Sciatic Pain-Caused by Nerve Entrapment-Appendicular Sciatica-pain


Neil Hall * Bowenwork® Practitioner * Bowtech® Health Center


Sciatic pain caused by sciatic nerve entrapment (Appendicular sciatica-pain) is caused by variable conditions along the course of the nerve and not at the root.

The most frequent of this type of Sciatic Pain is usually due to compression or pressure by the Piriformis muscle in the hip and can cause pain in the hip and sometimes all the way to the foot. The Bowenwork Technique is very effective in correcting this problem. (more information in next Sciatica article and in the Bowen Technique article).

Elastic glide is a term used to describe the sciatic nerve stretch which can be 3 ½-5 inches in normal hip, knee and ankle motions. The sheath that the nerve moves in may become tethered to a surrounding structure or it may become hardened or thickened from strain or injury and can often restrict the nerve’s circulation worsening the internal inflammation.

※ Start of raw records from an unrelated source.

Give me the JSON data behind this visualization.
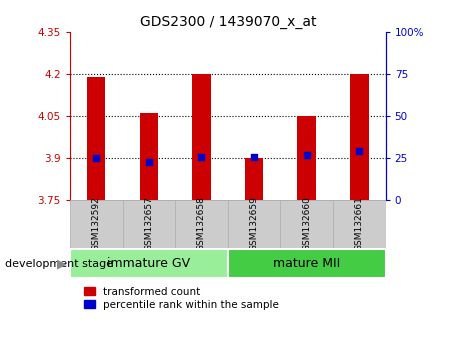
{
  "title": "GDS2300 / 1439070_x_at",
  "samples": [
    "GSM132592",
    "GSM132657",
    "GSM132658",
    "GSM132659",
    "GSM132660",
    "GSM132661"
  ],
  "bar_values": [
    4.19,
    4.06,
    4.2,
    3.9,
    4.05,
    4.2
  ],
  "bar_bottom": 3.75,
  "blue_dot_values": [
    3.9,
    3.885,
    3.902,
    3.902,
    3.91,
    3.925
  ],
  "ylim_left": [
    3.75,
    4.35
  ],
  "ylim_right": [
    0,
    100
  ],
  "yticks_left": [
    3.75,
    3.9,
    4.05,
    4.2,
    4.35
  ],
  "yticks_right": [
    0,
    25,
    50,
    75,
    100
  ],
  "ytick_labels_left": [
    "3.75",
    "3.9",
    "4.05",
    "4.2",
    "4.35"
  ],
  "ytick_labels_right": [
    "0",
    "25",
    "50",
    "75",
    "100%"
  ],
  "hlines": [
    3.9,
    4.05,
    4.2
  ],
  "group1_label": "immature GV",
  "group2_label": "mature MII",
  "group1_indices": [
    0,
    1,
    2
  ],
  "group2_indices": [
    3,
    4,
    5
  ],
  "stage_label": "development stage",
  "legend1_label": "transformed count",
  "legend2_label": "percentile rank within the sample",
  "bar_color": "#cc0000",
  "dot_color": "#0000cc",
  "group1_color": "#99ee99",
  "group2_color": "#44cc44",
  "tick_color_left": "#cc0000",
  "tick_color_right": "#0000cc",
  "bar_width": 0.35,
  "bg_xticklabel": "#cccccc",
  "title_fontsize": 10,
  "sample_fontsize": 6.5,
  "group_fontsize": 9,
  "legend_fontsize": 7.5,
  "stage_fontsize": 8,
  "ytick_fontsize": 7.5
}
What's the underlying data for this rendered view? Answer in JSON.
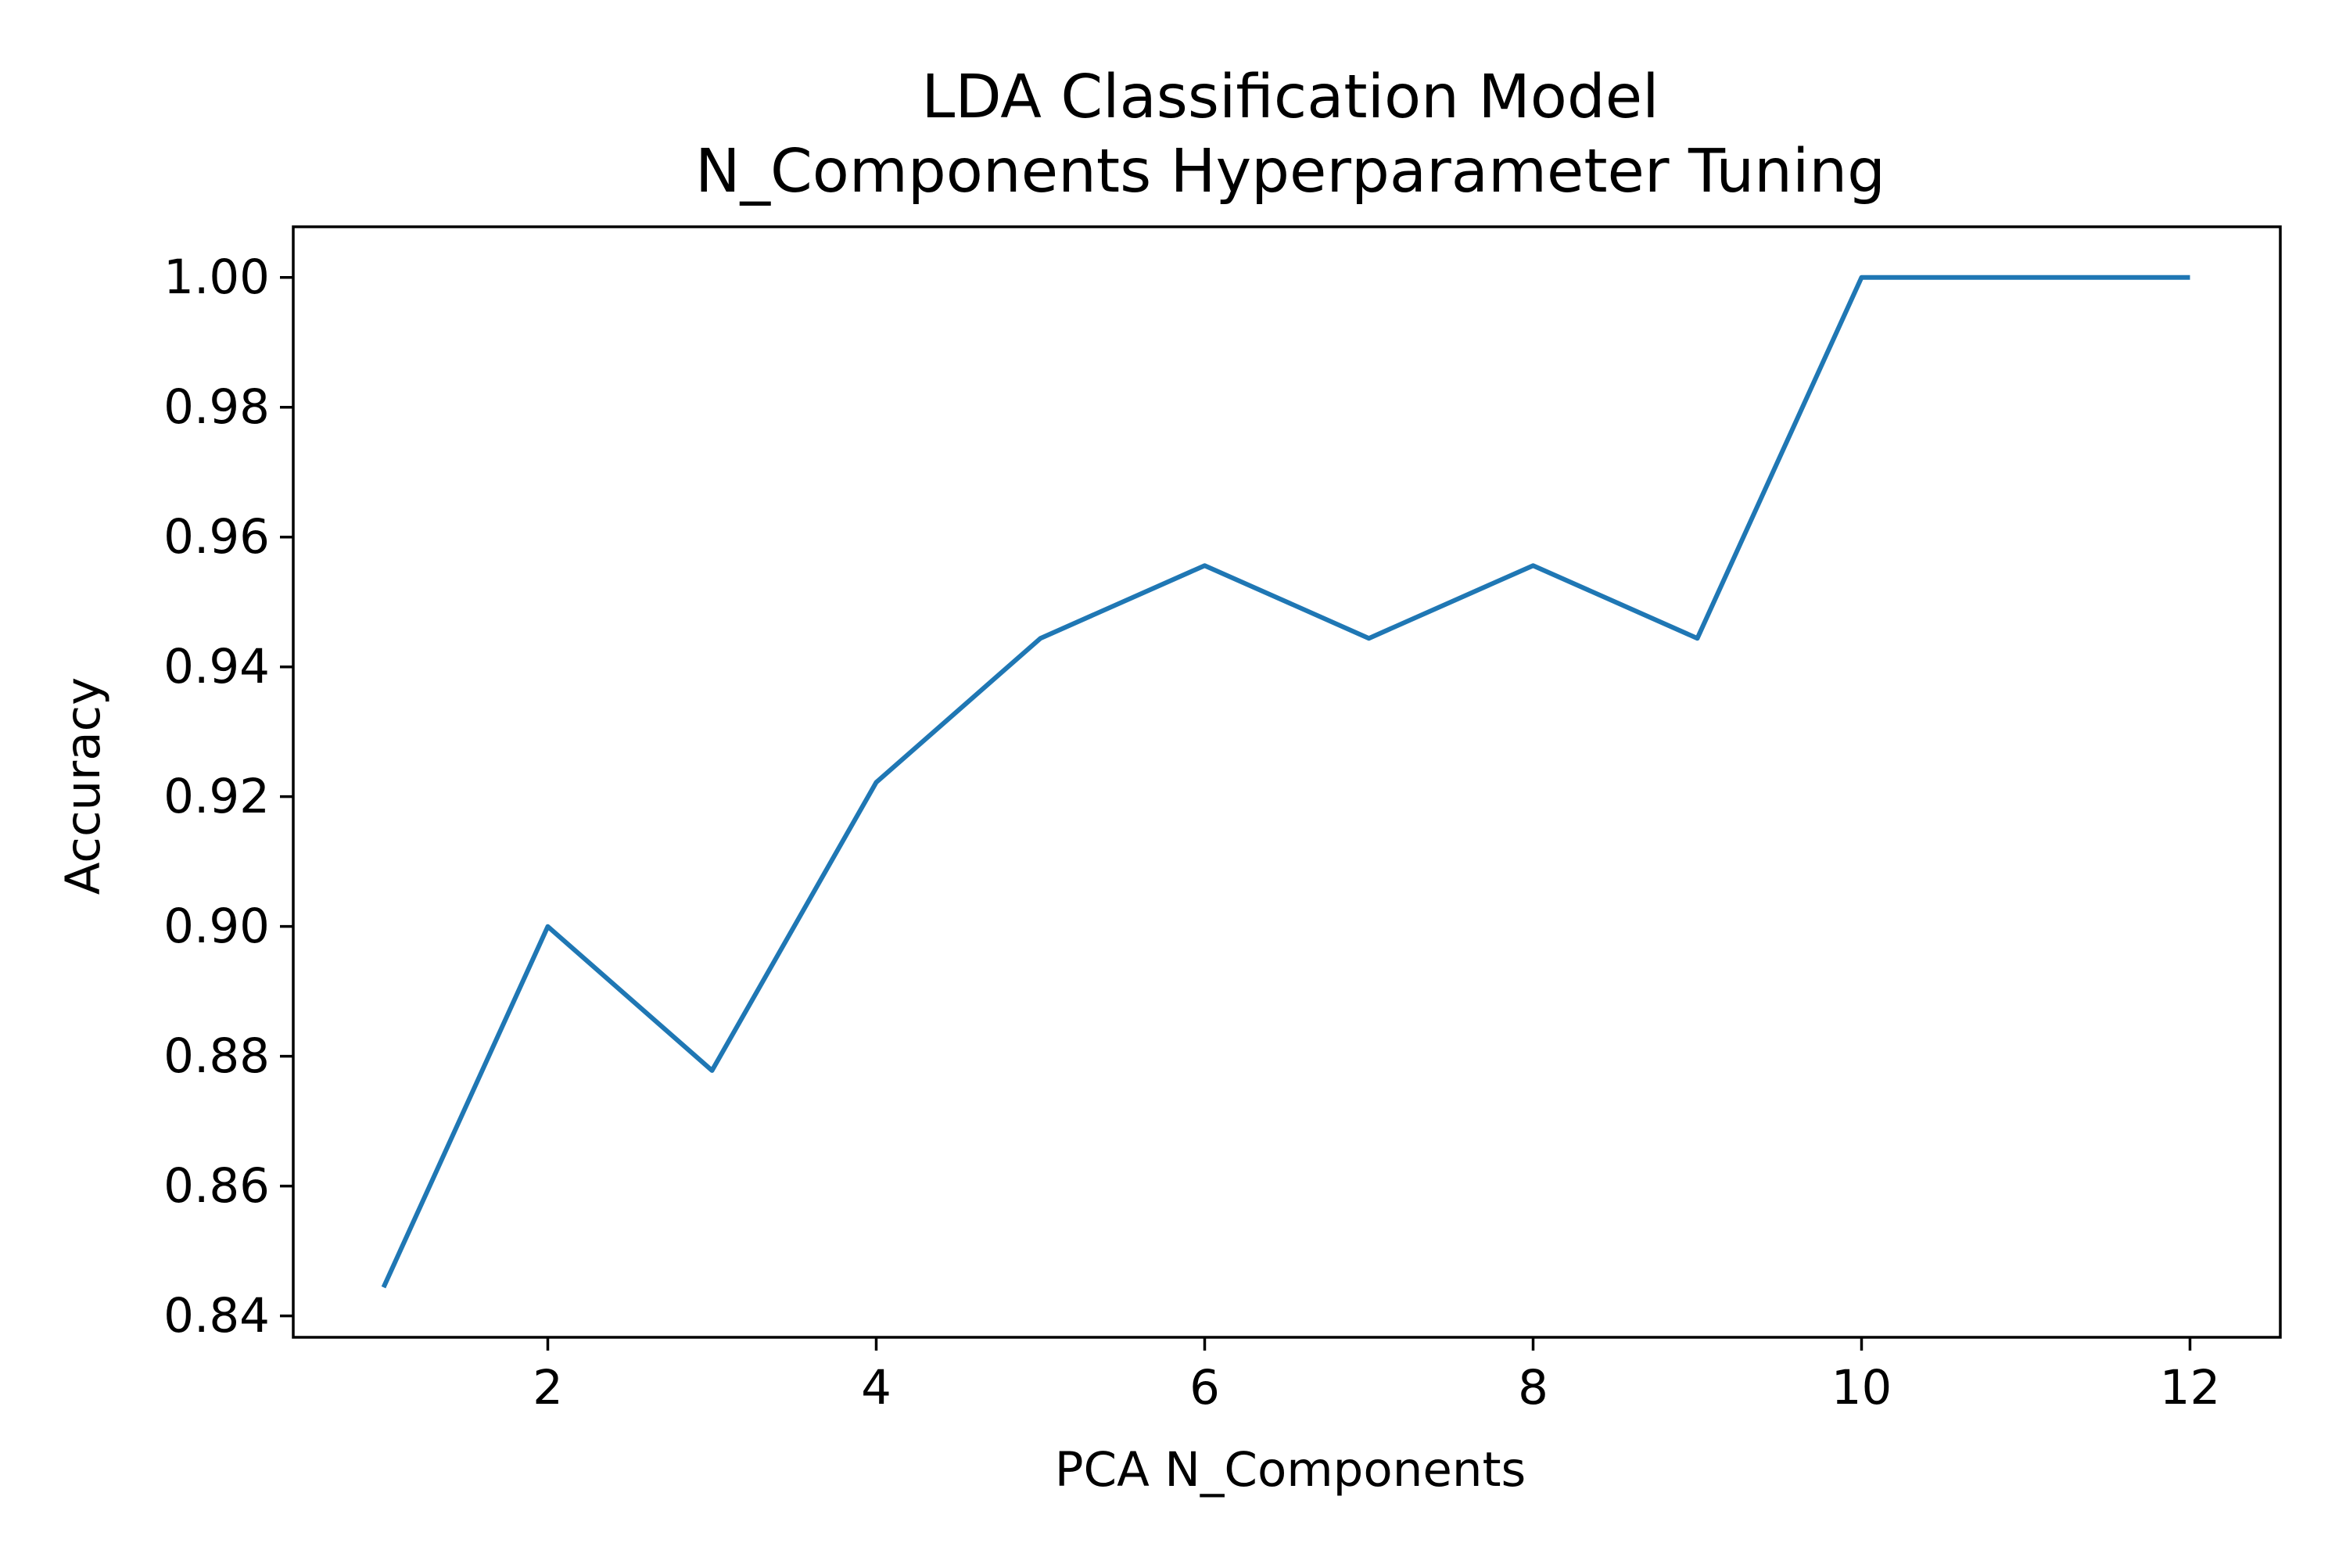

Impingement (compression or tension) on the nerve can cause internal inflammation of the nerve, reduce its blood flow and reduce its ability to glide and stretch.

You cannot rub nerve inflammation away and since sciatic nerve inflammation is caused by pressure, applying more pressure won’t help. With this in mind, it is usually best to avoid heavy direct manual pressure on the sciatic nerve; instead our goal is to increase “nerve glide”: decompress the nerve’s passageways, and release the nerve sheath from adjourning structures to restore normal neural movement, freedom and elastic sliding.

There are simple test that can be done to determine (in most cases) where the problem exist. Nerve pain typically radiates distally (downward) so when making these test we can locate the area that is most likely the cause of the pain. Other things can cause sciatic pain such as prolonged sitting, lots of driving, over developed or enlarged muscles etc., trauma to the sciatic nerve and others.